According to new statistics released this week, the number of female CFP professionals jumped to 21,504, representing more than 23% of all CFPs, a boost of more than 4% over 2020. Women represent 51% of the general population.
The number of Black and Hispanic CFPs jumped to 4,196, a figure that was nearly four times the growth rate of all other CFP professionals.
CEO Keven Keller said the Board was encouraged by the growth in diversity, calling it one of the Board’s “core strategic priorities.”
“While we are proud of our growth, there is much work ahead of us as we develop initiatives to further strengthen the talent pipeline for years to come,” he said.
Though the 2021 numbers for Black and Hispanic professionals indicated a 13.8% increase over 2020, these groups still represent a small portion of CFPs overall. According to the newest numbers, Black CFPs make up 1.8% of all CFPs (and 1,652 professionals in total), while Hispanic CFPs make up 2.7% (2,499), and biracial Black and Hispanic CFPs represent 0.1% (45).
If you look at the general population, 14.2% identify as Black or African American and 18.4% as Hispanic or Latino.
Kamila Elliott recently took over as the Board’s 2022 chair, becoming the first Black woman to fill that role, and the board continues to run several scholarship programs through its Center for Financial Planning, including several programs intended to boost diversity in the industry.
The challenge to diversifying the CFP professional population mirrors slow progress in industry diversity in general; according to a recent analysis from Cerulli Associates, only 18% of advisors in the industry were female as of 2019, a 0.8% rise from the prior year.
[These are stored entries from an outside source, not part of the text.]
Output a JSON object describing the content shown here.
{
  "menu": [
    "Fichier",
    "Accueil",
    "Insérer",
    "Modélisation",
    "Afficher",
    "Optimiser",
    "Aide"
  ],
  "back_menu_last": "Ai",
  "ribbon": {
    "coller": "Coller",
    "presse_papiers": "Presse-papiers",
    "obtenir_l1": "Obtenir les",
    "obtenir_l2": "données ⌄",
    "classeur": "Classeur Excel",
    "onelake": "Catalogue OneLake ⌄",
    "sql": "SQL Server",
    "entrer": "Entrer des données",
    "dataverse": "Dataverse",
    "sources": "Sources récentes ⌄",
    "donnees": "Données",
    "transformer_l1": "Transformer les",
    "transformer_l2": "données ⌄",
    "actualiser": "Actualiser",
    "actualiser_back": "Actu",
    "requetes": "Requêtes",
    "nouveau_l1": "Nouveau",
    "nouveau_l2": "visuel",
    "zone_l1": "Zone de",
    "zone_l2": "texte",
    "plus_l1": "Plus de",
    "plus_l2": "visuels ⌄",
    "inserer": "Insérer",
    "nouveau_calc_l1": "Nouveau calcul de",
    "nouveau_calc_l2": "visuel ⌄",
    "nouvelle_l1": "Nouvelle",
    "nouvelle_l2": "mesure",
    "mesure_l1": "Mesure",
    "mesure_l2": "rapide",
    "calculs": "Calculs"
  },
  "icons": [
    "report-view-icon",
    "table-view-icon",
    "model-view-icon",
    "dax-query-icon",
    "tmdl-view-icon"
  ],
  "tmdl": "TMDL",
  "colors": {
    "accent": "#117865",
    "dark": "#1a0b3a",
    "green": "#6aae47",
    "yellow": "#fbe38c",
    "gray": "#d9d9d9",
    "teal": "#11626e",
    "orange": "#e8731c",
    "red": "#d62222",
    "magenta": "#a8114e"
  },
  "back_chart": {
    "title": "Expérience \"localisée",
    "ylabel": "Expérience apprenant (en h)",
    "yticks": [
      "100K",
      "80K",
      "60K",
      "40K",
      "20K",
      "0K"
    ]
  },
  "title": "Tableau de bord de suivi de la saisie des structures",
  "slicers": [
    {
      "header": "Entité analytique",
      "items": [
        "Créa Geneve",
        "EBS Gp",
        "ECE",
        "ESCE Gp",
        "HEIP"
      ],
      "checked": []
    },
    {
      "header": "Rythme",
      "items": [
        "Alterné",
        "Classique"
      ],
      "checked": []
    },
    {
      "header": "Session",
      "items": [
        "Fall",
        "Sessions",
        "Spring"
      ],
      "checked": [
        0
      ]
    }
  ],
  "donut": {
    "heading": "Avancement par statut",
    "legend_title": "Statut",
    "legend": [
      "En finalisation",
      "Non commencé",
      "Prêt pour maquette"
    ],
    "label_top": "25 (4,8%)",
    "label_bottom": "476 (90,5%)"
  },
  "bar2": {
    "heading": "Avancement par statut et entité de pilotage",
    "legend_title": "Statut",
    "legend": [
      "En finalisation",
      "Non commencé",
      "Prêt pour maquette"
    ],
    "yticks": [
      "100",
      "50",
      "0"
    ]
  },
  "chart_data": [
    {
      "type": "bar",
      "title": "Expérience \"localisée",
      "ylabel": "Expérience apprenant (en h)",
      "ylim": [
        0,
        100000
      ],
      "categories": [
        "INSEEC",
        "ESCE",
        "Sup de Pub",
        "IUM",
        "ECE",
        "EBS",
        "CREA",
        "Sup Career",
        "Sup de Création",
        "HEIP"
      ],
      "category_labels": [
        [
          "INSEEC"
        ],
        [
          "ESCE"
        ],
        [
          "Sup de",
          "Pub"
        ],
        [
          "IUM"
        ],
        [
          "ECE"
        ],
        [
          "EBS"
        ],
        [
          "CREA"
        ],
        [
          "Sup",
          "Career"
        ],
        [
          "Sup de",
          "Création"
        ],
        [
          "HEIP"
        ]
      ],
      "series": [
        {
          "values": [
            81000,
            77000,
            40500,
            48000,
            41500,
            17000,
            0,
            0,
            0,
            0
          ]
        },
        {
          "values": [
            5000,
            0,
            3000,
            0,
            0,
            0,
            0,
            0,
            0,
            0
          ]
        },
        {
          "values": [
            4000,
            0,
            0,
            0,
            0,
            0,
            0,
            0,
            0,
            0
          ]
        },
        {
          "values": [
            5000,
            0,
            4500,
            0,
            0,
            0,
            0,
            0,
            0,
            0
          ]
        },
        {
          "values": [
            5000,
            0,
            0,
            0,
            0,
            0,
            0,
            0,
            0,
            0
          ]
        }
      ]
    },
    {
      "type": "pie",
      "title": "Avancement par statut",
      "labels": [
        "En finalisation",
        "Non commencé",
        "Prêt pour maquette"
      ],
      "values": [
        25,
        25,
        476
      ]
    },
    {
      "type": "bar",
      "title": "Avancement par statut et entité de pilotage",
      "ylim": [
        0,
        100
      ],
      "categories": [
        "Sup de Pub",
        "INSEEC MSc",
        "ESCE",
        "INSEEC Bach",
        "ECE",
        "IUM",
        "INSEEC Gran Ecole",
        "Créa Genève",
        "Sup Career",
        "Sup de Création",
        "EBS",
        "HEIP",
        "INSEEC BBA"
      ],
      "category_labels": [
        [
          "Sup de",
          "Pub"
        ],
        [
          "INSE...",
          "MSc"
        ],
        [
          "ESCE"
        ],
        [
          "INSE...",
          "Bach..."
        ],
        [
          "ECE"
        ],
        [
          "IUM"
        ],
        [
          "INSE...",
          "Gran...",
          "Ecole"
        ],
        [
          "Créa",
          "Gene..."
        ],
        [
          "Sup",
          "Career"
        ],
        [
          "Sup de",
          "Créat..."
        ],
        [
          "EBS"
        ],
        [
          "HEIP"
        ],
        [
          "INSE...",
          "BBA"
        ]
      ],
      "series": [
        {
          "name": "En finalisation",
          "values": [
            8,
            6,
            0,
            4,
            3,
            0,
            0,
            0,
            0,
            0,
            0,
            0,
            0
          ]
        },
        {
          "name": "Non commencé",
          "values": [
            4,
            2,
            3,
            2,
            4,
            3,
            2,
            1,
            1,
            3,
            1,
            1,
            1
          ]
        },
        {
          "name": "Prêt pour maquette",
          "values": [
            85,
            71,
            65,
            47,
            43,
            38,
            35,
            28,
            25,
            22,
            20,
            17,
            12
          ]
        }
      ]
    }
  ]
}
Additionally, Cerulli found that only 2.9% of advisors identified as Black or African American, while 5.1% identified as Hispanic or Latino, and 4.3% identified as Asian.
The Board also announced that moving forward, it would report racial and ethnic diversity data of CFP professionals on a monthly basis, and made changes to the reported categories; they will include American Indian or Alaskan Native, Asian or Pacific Islander, Black or African American, Hispanic or Latino, White, Multi-Ethnic or Other.